Jornal de Negócios - Portugal | vendredi, 2. septembre 2011
Robert Skidelsky sur les solutions de Keynes contre la crise
Parmi les économistes s'est imposé l'avis selon lequel les impulsions conjoncturelles de 2009, coordonnées sur le plan mondial, ont protégé l'économie mondiale d'une dépression encore plus importante, écrit le professeur d'économie politique Robert Skidelsky dans le journal économique Jornal de Negócios : "Il est certain que les nombreux sauvetages de banques et le maintien de l'économie représentent un coût pour les gouvernements, qui voient leur solvabilité sapée voire ruinée dans ce contexte d'effondrement des affaires. Mais il est de plus en plus communément admis que l'austérité du secteur public, en ces temps de réduction des dépenses dans le secteur privé, garantira des années de stagnation, si l'économie ne s'effondre pas de nouveau.

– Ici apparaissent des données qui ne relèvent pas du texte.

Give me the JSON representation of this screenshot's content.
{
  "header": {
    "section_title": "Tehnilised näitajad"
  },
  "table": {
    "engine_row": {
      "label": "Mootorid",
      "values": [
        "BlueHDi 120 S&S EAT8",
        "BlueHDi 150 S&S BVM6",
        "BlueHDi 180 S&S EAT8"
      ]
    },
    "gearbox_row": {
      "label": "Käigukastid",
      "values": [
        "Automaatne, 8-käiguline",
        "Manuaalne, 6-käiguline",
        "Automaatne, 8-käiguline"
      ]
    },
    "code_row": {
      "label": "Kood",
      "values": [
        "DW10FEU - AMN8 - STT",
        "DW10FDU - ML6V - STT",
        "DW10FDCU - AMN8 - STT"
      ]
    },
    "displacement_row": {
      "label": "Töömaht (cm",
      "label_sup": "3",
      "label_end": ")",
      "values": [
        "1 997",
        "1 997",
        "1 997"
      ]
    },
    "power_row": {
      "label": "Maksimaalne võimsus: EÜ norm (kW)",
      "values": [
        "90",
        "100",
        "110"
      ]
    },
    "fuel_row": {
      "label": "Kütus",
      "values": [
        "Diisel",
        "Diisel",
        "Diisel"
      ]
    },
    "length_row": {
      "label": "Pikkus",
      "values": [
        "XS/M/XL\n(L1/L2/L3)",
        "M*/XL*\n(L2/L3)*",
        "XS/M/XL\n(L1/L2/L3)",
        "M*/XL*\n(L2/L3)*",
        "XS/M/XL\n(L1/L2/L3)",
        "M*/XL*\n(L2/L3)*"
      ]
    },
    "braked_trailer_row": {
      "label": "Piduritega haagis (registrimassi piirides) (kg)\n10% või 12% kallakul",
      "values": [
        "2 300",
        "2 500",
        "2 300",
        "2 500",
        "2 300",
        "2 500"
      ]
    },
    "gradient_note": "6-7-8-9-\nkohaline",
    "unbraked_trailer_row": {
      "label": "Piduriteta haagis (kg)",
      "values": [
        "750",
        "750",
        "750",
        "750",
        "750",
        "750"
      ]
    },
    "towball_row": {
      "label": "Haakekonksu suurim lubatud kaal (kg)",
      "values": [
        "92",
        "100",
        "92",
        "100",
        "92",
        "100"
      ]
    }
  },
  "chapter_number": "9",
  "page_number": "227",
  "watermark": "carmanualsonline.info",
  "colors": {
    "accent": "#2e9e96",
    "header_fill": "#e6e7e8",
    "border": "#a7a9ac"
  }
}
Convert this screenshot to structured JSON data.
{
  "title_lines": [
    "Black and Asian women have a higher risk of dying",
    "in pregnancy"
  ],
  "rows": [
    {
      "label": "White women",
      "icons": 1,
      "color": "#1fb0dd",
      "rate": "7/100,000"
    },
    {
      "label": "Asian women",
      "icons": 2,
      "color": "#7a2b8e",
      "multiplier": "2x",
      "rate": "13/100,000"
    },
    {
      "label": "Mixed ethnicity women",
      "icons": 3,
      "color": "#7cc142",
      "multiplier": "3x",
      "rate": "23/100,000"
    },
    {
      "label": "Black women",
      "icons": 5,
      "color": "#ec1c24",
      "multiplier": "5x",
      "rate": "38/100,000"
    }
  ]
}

Un changement de politique est donc nécessaire. Concernant l'Europe, mieux vaut ne pas émettre trop d'attentes ; la vraie question est de savoir si le Président Barack Obama prouvera qu'il a la même stature que Franklin Roosevelt. Pour éviter que de nouvelles crises de même ampleur se produisent à l'avenir, les keynésiens tendent à opter pour un renforcement des outils de gestion macroéconomique. ... Tandis que pour les adeptes de l'économiste autrichien Friedrich von Hayek, il est beaucoup trop tard pour l'un de leurs remèdes favoris - l'abolition des banques centrales prétendument à l'origine de l'endettement à outrance."